We utilized colon-specific gene expression data, specifically transverse colon tissue captured by the GTex Project40. One limitation of this data is the diversity of cell types aside from epithelial cells of the mucosa of the colon, from which CRC derives given that the entire colonic wall was sampled. The impact of this would cause a dilution of gene expression for the tissue most relevant for CRC. However, we expect this to be an improvement over alternative tissue types including blood or sigmoid colon tissues in GTEx, which were collected from muscle tissues only and would not represent the gene expression profile of interest.

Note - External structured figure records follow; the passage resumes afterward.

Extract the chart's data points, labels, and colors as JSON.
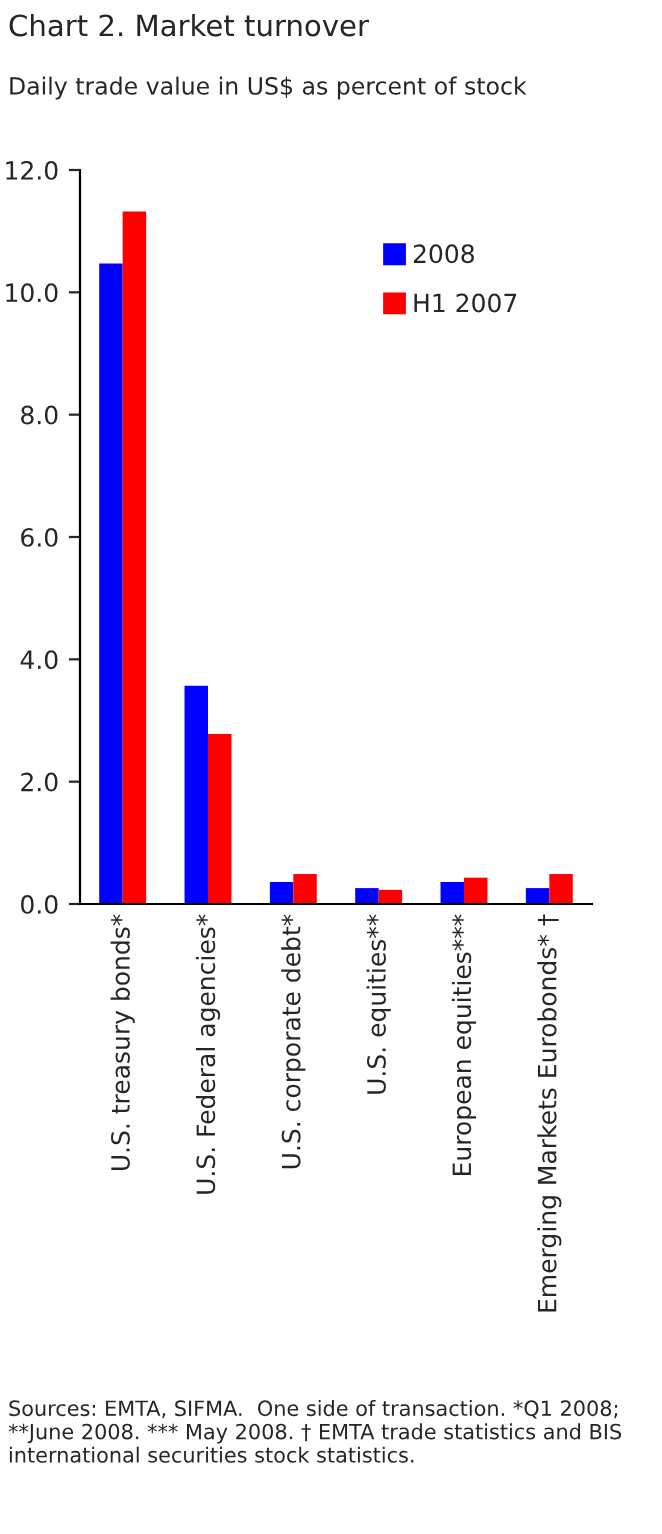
{
  "chart_data": {
    "type": "bar",
    "title": "Chart 2. Market turnover",
    "subtitle": "Daily trade value in US$ as percent of stock",
    "categories": [
      "U.S. treasury bonds*",
      "U.S. Federal agencies*",
      "U.S. corporate debt*",
      "U.S. equities**",
      "European equities***",
      "Emerging Markets Eurobonds* †"
    ],
    "series": [
      {
        "name": "2008",
        "color": "#0000ff",
        "values": [
          10.47,
          3.57,
          0.36,
          0.26,
          0.36,
          0.26
        ]
      },
      {
        "name": "H1 2007",
        "color": "#ff0000",
        "values": [
          11.32,
          2.78,
          0.49,
          0.23,
          0.43,
          0.49
        ]
      }
    ],
    "ylim": [
      0,
      12
    ],
    "yticks": [
      {
        "value": 0,
        "label": "0.0"
      },
      {
        "value": 2,
        "label": "2.0"
      },
      {
        "value": 4,
        "label": "4.0"
      },
      {
        "value": 6,
        "label": "6.0"
      },
      {
        "value": 8,
        "label": "8.0"
      },
      {
        "value": 10,
        "label": "10.0"
      },
      {
        "value": 12,
        "label": "12.0"
      }
    ],
    "grid": false,
    "legend": "top right",
    "annotations": [
      "Sources: EMTA, SIFMA.  One side of transaction. *Q1 2008; **June 2008. *** May 2008. † EMTA trade statistics and BIS international securities stock statistics."
    ]
  }
}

Although MiSTi is a powerful statistical tool, which accounts for both fixed- and random-effects of the gene–folate interaction, none of our findings reached the Bonferroni corrected threshold, which can be overly conservative as many genes are co-expressed. We did not perform independent replication and thus follow-up investigations are warranted, as a FDR of 0.2 should be considered liberal53. The previously suggested MTHFR gene was not identified in our analysis27. However, in using the penalized elastic net to create our predicted gene expression the C677T was not included in the variant weights due to the insignificant contribution to regulation of gene expression. While it was also not seen in the gene–environment interaction analysis either, we believe these results to be representative of an agnostic approach which has not been shown before, as opposed to candidate gene studies.

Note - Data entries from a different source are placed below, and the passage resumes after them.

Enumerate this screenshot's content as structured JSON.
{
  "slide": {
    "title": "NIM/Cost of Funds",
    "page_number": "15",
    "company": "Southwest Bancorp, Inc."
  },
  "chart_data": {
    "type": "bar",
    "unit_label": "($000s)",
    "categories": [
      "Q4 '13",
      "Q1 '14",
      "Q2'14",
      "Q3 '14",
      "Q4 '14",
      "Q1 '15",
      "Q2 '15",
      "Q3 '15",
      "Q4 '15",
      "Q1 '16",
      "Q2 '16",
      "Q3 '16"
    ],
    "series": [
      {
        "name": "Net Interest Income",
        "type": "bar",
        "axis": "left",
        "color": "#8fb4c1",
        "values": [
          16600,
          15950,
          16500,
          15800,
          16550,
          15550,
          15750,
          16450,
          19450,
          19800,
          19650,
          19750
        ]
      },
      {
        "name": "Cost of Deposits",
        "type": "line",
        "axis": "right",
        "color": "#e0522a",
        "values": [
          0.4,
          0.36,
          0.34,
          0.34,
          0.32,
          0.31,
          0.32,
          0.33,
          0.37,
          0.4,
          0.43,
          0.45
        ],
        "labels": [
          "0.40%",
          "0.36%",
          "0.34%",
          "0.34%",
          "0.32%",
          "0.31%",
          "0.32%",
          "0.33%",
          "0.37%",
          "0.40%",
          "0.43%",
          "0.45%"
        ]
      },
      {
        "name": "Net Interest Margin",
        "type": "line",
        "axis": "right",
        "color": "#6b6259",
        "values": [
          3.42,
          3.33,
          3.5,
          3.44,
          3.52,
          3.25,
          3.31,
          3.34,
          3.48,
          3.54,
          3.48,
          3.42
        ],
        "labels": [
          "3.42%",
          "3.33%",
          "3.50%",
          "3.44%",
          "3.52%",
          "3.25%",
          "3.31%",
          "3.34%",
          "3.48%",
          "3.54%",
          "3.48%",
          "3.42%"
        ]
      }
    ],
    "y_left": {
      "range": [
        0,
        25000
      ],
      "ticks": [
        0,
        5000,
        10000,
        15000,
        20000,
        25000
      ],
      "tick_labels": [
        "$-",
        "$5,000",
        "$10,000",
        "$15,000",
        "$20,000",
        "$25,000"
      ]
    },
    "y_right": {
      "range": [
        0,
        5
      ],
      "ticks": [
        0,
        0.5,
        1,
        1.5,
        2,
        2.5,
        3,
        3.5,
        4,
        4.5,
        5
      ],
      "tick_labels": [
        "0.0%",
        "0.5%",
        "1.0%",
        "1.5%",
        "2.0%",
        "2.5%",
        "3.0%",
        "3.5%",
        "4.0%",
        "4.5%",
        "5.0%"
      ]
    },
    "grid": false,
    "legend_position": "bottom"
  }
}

Our analysis was conducted in the largest pooled analysis of a well characterized and harmonized consortium of CRC with comprehensive genetic data which enabled a hypothesis-free genome-wide investigation of interactions with folate consumption on CRC risk. An extensive number of genes evaluated in prior candidate gene–folate interaction studies, including MTHFR, were included among the 4839 genes examined. However, none of those previously hypothesized genes were found to interact with folate consumption in our analysis31,57,69. We conducted additional follow-up analysis for MTHFR using indicator terms for sex-study-specific folate quantiles and interaction terms for all quantiles with predicted gene expression were null (see Supplementary Table 2A–C). No previous study has agnostically tested for genetic interactions with folate for cancer. Our statistical approach was potentially improved by incorporating functional variant weights and testing gene-sets rather than individual SNPs reducing the penalty for multiple testing. In the end, we found three genes that were suggestive of interacting with folate consumption on risk of CRC, supporting the hypothesis that associations of folate with CRC may be modified by common genetic variation.

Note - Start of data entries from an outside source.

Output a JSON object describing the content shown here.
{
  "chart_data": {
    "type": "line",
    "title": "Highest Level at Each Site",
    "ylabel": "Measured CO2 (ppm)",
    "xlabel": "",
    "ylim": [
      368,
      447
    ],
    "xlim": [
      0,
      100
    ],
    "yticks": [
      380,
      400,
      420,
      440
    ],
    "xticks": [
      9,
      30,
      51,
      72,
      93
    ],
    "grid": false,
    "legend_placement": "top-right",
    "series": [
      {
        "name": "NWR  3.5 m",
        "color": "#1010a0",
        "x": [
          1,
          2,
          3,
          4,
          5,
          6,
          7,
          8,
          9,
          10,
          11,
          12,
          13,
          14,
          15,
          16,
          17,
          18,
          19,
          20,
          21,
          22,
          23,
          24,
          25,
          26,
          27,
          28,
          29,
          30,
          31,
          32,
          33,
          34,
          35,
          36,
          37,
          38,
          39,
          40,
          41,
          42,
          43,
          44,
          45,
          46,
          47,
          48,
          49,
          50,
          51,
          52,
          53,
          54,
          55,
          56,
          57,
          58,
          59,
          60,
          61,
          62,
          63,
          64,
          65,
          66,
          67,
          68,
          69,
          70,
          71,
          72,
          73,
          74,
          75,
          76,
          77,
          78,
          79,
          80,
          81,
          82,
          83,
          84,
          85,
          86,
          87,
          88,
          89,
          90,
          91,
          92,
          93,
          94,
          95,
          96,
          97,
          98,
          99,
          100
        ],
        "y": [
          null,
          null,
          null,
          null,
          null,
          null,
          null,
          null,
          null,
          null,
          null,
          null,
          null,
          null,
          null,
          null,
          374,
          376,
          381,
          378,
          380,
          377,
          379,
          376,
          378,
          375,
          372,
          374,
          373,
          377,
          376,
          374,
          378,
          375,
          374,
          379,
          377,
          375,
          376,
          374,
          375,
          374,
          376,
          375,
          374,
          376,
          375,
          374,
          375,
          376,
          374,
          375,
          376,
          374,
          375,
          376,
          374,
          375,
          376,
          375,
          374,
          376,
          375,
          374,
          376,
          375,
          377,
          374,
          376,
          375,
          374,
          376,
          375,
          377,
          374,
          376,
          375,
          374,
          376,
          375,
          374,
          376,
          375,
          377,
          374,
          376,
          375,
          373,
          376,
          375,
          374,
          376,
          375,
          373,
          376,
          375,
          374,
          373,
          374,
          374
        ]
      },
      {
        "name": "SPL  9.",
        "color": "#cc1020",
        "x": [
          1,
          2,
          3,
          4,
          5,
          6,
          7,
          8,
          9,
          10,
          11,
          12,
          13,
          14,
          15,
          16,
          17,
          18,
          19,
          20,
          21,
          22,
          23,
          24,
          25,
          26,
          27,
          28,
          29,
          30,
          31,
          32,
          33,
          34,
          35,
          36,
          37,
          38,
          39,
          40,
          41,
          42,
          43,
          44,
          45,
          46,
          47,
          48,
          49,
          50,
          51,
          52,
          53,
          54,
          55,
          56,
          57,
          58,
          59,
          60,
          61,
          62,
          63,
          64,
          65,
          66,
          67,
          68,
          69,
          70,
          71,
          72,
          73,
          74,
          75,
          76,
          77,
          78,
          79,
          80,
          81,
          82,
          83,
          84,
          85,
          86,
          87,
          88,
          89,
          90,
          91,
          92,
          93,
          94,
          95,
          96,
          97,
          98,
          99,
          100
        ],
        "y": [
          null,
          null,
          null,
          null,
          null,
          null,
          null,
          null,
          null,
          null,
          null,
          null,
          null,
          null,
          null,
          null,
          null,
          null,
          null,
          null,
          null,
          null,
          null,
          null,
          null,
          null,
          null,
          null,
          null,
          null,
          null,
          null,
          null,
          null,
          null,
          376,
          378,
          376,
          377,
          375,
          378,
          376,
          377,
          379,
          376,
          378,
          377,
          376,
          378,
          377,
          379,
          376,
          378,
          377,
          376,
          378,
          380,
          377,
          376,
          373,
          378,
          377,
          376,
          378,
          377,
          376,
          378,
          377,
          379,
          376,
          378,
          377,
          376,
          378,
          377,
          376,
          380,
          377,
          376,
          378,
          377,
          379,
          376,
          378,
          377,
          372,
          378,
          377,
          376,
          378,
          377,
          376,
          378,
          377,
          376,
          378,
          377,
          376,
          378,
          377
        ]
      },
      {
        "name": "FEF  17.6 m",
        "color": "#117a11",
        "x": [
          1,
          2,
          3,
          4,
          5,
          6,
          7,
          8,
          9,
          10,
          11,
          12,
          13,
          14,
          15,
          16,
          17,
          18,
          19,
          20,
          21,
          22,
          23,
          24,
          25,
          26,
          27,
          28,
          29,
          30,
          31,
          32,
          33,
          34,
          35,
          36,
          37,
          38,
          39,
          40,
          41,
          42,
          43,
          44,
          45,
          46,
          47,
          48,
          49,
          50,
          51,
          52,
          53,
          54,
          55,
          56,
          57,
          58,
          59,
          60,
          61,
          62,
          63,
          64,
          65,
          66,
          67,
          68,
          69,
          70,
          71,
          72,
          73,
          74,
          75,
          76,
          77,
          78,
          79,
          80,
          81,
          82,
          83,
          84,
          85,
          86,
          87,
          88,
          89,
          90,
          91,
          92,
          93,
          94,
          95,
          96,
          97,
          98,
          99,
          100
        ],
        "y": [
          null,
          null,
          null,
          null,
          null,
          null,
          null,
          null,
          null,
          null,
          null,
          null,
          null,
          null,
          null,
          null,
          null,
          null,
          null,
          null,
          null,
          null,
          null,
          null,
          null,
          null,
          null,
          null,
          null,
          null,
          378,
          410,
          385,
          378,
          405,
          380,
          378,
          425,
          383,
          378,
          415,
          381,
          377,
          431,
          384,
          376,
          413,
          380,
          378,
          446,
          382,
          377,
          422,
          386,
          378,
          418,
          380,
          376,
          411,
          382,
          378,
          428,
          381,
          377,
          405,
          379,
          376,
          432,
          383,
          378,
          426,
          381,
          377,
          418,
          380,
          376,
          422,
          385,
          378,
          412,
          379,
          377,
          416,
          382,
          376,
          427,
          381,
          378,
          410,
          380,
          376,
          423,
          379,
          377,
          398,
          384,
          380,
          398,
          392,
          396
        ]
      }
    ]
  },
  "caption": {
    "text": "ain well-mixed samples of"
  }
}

The biological functions of our top genes serve to primarily prevent or repair DNA damage. The combined effects of increased DNA damage due to folate deficiencies and compromised functionality of these genes may be an important pathway in CRC tumorigenesis. These findings, particularly for GSTA1, warrant follow-up in future studies with comprehensive genetic and data on folate intake in order to confirm the potential role of these genes in interacting with folate on CRC risk.